Mr. Speaker, although the NDP supports Bill C-9 in principle, there is a missed opportunity with the bill. I believe my colleague from the Bloc spoke very eloquently around some of the challenges the bill does not address.
We need very strong policies that support regional development and we need a federal government that sets a framework to allow communities to determine their destiny. One thing we know about effective community economic development is that it builds long term community capacity and fosters the integration of not only economic but social and environmental activities.
The intention of community economic development is individual and community self-reliance through collaborative action, capacity building and returning control of business enterprises, capital, labour and other resources to communities. This fact often gets lost in the discussion of economic development. We will notice that many references to economic development omit communities. The social and environmental activity is so critical and it should be included in that discussion.
There are some basic tools around community economic development that the bill does not address, and the discussion is not taking place in the larger capacity. Community economic development talks about capacity building and making more with less in communities. It talks about making money circulate within communities before it leaves communities. It talks about import replacement, which means making things within our communities instead of bringing them in from outside. It talks about making brand new products within our communities.
We need targeted long term policies that promote and support domestic economies. We need to talk about financing. We need meaningful funds for job creation so when we are hit with things like softwood lumber, we can look to community economic development within our communities. We need effective community development corporations so decisions are made in the communities which will bring about that kind of job creation that we know is so critical. We need to support downtown development authorities. We need loan funds for a full range of entrepreneurs.
We also need to effectively promote buy local strategies, which includes government procurement. Therefore, when we have federal government agencies in local communities, they need to have a development strategy on buying local. We need tax incentives that support buying local. We need meaningful skills and business training that supports community economic development. The bill does not address any of that. I would hope at the committee level we have that kind of discussion on building our local economy.

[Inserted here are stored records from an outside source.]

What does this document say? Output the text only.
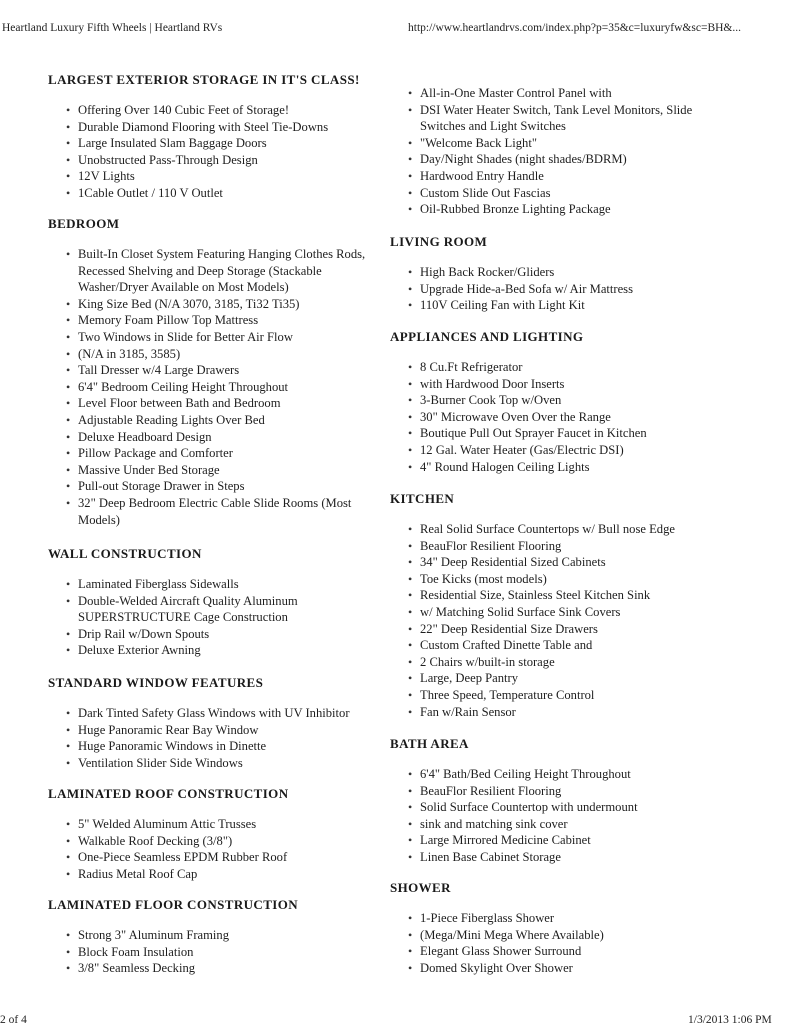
Heartland Luxury Fifth Wheels | Heartland RVs	http://www.heartlandrvs.com/index.php?p=35&c=luxuryfw&sc=BH&...
LARGEST EXTERIOR STORAGE IN IT'S CLASS!
• Offering Over 140 Cubic Feet of Storage!
• Durable Diamond Flooring with Steel Tie-Downs
• Large Insulated Slam Baggage Doors
• Unobstructed Pass-Through Design
• 12V Lights
• 1Cable Outlet / 110 V Outlet
BEDROOM
• Built-In Closet System Featuring Hanging Clothes Rods, Recessed Shelving and Deep Storage (Stackable Washer/Dryer Available on Most Models)
• King Size Bed (N/A 3070, 3185, Ti32 Ti35)
• Memory Foam Pillow Top Mattress
• Two Windows in Slide for Better Air Flow
• (N/A in 3185, 3585)
• Tall Dresser w/4 Large Drawers
• 6'4" Bedroom Ceiling Height Throughout
• Level Floor between Bath and Bedroom
• Adjustable Reading Lights Over Bed
• Deluxe Headboard Design
• Pillow Package and Comforter
• Massive Under Bed Storage
• Pull-out Storage Drawer in Steps
• 32" Deep Bedroom Electric Cable Slide Rooms (Most Models)
WALL CONSTRUCTION
• Laminated Fiberglass Sidewalls
• Double-Welded Aircraft Quality Aluminum SUPERSTRUCTURE Cage Construction
• Drip Rail w/Down Spouts
• Deluxe Exterior Awning
STANDARD WINDOW FEATURES
• Dark Tinted Safety Glass Windows with UV Inhibitor
• Huge Panoramic Rear Bay Window
• Huge Panoramic Windows in Dinette
• Ventilation Slider Side Windows
LAMINATED ROOF CONSTRUCTION
• 5" Welded Aluminum Attic Trusses
• Walkable Roof Decking (3/8")
• One-Piece Seamless EPDM Rubber Roof
• Radius Metal Roof Cap
LAMINATED FLOOR CONSTRUCTION
• Strong 3" Aluminum Framing
• Block Foam Insulation
• 3/8" Seamless Decking
• All-in-One Master Control Panel with
• DSI Water Heater Switch, Tank Level Monitors, Slide Switches and Light Switches
• "Welcome Back Light"
• Day/Night Shades (night shades/BDRM)
• Hardwood Entry Handle
• Custom Slide Out Fascias
• Oil-Rubbed Bronze Lighting Package
LIVING ROOM
• High Back Rocker/Gliders
• Upgrade Hide-a-Bed Sofa w/ Air Mattress
• 110V Ceiling Fan with Light Kit
APPLIANCES AND LIGHTING
• 8 Cu.Ft Refrigerator
• with Hardwood Door Inserts
• 3-Burner Cook Top w/Oven
• 30" Microwave Oven Over the Range
• Boutique Pull Out Sprayer Faucet in Kitchen
• 12 Gal. Water Heater (Gas/Electric DSI)
• 4" Round Halogen Ceiling Lights
KITCHEN
• Real Solid Surface Countertops w/ Bull nose Edge
• BeauFlor Resilient Flooring
• 34" Deep Residential Sized Cabinets
• Toe Kicks (most models)
• Residential Size, Stainless Steel Kitchen Sink
• w/ Matching Solid Surface Sink Covers
• 22" Deep Residential Size Drawers
• Custom Crafted Dinette Table and
• 2 Chairs w/built-in storage
• Large, Deep Pantry
• Three Speed, Temperature Control
• Fan w/Rain Sensor
BATH AREA
• 6'4" Bath/Bed Ceiling Height Throughout
• BeauFlor Resilient Flooring
• Solid Surface Countertop with undermount
• sink and matching sink cover
• Large Mirrored Medicine Cabinet
• Linen Base Cabinet Storage
SHOWER
• 1-Piece Fiberglass Shower
• (Mega/Mini Mega Where Available)
• Elegant Glass Shower Surround
• Domed Skylight Over Shower
2 of 4	1/3/2013 1:06 PM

Part of this discussion should be about environmental responsibilities in terms of green businesses. This can include tax incentives, government retrofit, attraction and retention of business strategies and energy conservation. We also need targeted subsidies and funding so we can get what we measure, and that is supporting local business.
Research and development funds are not easily accessible for local communities either. We need community supported agriculture. My community in Nanaimo--Cowichan is a good example. We need to talk about local strategies that not only support agri-business and agri-tourism, but support buying local as well. We need to reclaim our communities and grow them without sacrificing liveability.
Community economic development also needs to include a small business policy. I will talk about British Columbia for a moment. In British Columbia nearly half of all jobs in 2003 were generated by small business. Yet we do not have an effective strategy in community economic development that looks at growing small business.
It is a myth about foreign trade. Currently only 20% of our GDP is foreign trade. Yet we have this focus on foreign trade that ignores 80% of our GDP. In 2002 Statistics Canada said that 80% of Canadian exports were accounted for by 4% of Canadian companies. Where is the support for our small local businesses when those kinds of statistics do not bear the kind of subsidies that are out there? We need an industrial policy that adequately addresses the needs of small business, which not only talks about small business retention, but includes small business expansion and development of new small businesses.
Another thing that is not adequately addressed in our economic development policy are the issues around rural communities. The definition of a rural community is community of less than 50,000 people. Many of our small rural communities have populations of 1,000, 5,000 to 10,000. Policies that cover rural communities of 50,000 do not address the needs of small communities of 1,000.
This is where community economic development is even more critical so people have a choice about remaining within their communities rather than having to move to big urban centres. Studies have indicated that rural communities are critical for the survival of the larger urban centres.
In conclusion, although we support the bill in principle, I would urge the committee to have the comprehensive discussion that is required around meaningful community economic development which will allow our small communities to remain viable and liveable.